Как и в случае с грамотой Мамая, можно отметить, что формально это послание соответствует основным канонам дипломатической переписки Золотой Орды, содержит элементы «адресант», «адресат». А отсутствие других формальных элементов традиционного актового формуляра, можно объяснить (как и в случае с «грамотой Мамая») спешкой составления, пренебрежением к адресату, либо же просто тем, что летописцы, включившие содержание документа в состав своих сочинений, не сочли нужным включать эти элементы, не добавлявшие ничего к содержанию послания.

            Заставляет предполагать подлинность послания и актуальность исторических реалий, отраженных в этом документе. Так, упоминаются ханы Золотой Орды, при которых Едигей был бекляри-беком, и к которым не являлся великий князь Василий (Тимур-Кутлуг, Шадибек, Пулад); принятие при московском дворе «Тахтамышевых детей», неуплата Москвой «выхода» в течение нескольких лет и пр. Есть все основания полагать, что «ярлык» Едигея – на самом деле битик, т. е. послание бекляри-бека великому князю, вероятно, направленное вместе с ярлыком хана Пулада, на который имеется ссылка в самом документе («како ти поклоны придуть и царевъ ярлыкъ»[xxv][25]).
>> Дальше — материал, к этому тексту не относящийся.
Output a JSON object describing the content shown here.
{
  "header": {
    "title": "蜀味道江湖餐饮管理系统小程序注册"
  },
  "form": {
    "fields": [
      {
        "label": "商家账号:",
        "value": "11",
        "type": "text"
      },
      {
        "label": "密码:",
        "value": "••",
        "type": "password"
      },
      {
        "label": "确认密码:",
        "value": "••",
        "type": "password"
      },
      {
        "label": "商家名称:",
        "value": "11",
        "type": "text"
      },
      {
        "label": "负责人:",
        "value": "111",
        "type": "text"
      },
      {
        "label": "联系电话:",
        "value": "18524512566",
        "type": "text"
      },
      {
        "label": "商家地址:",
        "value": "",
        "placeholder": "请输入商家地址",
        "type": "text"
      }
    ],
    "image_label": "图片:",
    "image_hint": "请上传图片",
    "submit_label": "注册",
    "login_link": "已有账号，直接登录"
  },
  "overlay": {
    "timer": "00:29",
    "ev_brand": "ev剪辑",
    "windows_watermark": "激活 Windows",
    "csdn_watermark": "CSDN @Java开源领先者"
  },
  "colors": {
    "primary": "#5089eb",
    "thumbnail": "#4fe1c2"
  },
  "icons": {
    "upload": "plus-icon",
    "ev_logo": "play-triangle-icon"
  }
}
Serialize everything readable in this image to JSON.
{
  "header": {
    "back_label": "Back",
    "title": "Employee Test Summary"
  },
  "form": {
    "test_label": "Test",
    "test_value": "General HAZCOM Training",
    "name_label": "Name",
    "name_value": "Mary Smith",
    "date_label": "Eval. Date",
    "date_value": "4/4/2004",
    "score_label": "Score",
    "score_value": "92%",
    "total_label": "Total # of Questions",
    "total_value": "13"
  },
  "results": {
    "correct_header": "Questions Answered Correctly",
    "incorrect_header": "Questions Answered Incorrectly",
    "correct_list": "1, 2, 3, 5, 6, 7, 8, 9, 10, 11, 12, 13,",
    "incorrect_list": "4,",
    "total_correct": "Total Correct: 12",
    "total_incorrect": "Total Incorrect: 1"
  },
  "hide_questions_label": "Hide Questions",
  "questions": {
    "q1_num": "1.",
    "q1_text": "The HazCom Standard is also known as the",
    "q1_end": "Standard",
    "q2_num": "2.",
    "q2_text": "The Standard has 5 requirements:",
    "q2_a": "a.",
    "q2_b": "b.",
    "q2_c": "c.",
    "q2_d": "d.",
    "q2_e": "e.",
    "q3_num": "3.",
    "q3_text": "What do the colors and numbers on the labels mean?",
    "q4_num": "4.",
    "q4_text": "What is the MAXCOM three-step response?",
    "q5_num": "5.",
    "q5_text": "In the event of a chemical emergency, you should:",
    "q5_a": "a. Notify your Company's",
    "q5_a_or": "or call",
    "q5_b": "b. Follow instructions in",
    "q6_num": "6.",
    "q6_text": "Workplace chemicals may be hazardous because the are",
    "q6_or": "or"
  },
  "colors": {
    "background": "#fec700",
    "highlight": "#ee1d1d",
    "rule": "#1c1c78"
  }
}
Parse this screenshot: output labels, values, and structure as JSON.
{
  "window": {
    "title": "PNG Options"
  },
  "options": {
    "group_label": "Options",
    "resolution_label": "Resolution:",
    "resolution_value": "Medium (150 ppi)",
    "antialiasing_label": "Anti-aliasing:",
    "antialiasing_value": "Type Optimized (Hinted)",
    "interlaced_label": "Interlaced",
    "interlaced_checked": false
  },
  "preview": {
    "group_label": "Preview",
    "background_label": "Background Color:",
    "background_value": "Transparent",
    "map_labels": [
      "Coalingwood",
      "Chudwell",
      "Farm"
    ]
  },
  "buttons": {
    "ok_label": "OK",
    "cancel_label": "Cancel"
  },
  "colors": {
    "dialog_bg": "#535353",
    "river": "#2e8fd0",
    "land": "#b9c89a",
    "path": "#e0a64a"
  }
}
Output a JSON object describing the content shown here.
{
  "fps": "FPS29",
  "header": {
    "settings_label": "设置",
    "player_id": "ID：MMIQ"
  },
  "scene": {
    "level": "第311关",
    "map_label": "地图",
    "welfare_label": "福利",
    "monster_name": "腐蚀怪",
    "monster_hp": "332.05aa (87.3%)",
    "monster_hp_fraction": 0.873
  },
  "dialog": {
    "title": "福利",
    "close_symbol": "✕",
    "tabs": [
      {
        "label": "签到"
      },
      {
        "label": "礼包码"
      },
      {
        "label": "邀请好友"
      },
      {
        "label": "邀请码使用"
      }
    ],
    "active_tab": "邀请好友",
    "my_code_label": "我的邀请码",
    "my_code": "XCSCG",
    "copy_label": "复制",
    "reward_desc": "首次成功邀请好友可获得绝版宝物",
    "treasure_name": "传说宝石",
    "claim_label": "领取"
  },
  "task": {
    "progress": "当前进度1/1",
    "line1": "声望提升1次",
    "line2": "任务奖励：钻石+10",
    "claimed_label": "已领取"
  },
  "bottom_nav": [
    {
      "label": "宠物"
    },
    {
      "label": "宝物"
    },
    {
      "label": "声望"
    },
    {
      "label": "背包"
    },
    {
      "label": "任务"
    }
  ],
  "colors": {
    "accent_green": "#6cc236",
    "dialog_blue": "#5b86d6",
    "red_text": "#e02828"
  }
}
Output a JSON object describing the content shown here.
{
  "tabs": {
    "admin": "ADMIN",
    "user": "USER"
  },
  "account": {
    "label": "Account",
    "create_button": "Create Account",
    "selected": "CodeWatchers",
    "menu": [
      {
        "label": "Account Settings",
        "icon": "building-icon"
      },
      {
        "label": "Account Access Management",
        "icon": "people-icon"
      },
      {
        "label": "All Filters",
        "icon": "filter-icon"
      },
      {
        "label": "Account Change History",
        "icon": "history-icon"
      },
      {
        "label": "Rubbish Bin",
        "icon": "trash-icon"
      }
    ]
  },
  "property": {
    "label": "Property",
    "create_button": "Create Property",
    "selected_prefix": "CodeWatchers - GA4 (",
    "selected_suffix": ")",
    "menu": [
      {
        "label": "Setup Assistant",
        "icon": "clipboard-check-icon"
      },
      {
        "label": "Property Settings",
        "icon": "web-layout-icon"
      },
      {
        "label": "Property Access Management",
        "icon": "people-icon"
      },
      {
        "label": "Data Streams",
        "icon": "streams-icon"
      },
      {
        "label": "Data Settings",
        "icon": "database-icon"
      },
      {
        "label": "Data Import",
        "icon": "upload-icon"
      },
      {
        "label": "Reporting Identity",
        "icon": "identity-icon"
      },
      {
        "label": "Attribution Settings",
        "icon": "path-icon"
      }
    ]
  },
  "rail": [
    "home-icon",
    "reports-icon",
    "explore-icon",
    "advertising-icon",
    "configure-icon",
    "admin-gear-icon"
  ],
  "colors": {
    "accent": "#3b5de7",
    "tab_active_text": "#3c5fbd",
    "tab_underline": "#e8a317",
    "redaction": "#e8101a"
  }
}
            Для исследователей «ярлык» Едигея имеет весьма большое значение, поскольку содержит некоторые положения, касающиеся формальных взаимоотношений между ханами Золотой Орды и вассальными им русскими князьями. Так, в послании Едигея присутствует такой упрек великому князю: «Тако Темир сел на царстве, учинился улусу господарь, тако от тех мест у царя в Орде еси не бывал, царя еси не видал, ни князей, ни старейших бояр, ни меньших, ни оного еси не присылывал. Тако ся то царство мину-

151

ло, и потом Шадибек осмь лет царствовал; у того еси также тако же не бывал, ни брата, ни сына ни с которым словом не послылал. Шадибеково царство тако ся минуло, а нынечя Булат сел на царстве, уже третий год царствует; тако же еси не бывал, ни сына, ни брата и старейшего боярина»[xxvi][26]. Еще Г. А. Федоров-Давыдов отметил, что в Великой Ясе Чингис-хана имеется положение, предписывающее вассалам хана ежегодно собираться у него для подтверждения держаний[xxvii][27]. Рашид ад-Дин приводит это предписание в следующем виде: «Только те эмиры туманов, тысяч и сотен, которые в начале и конце года приходят и внимают биликам Чингиз-хана и возвращающиеся назад, могут стоять во главе войск. Те же, которые сидят в своем юрте и не внимают биликам, уподобляются камню, упавшему в глубокую воду, либо стреле, выпущенной в заросли тростника, [и] тот, и другая бесследно исчезают. Такие люди не годятся в качестве начальников!»[xxviii][28]. Полагаем, что этот порядок распространялся и на чужеземных вассалов правителей Золотой Орды, возможно, впрочем, с той оговоркой, что эти посещения ставки хана могли быть не столь частыми – принимая во внимание отдаленность некоторых вассальных государств. Например, летописные источники содержат сведения о четырех поездках Александра Ярославича (Невского) к правителям Золотой Орды. Следовательно, князья, будучи вассалами хана, должны были периодически являться к нему сами или же посылать своих наиболее знатных и доверенных лиц. Осмелимся предположить, что эта обязанность также предписывалась русским князьям ханскими ярлыками.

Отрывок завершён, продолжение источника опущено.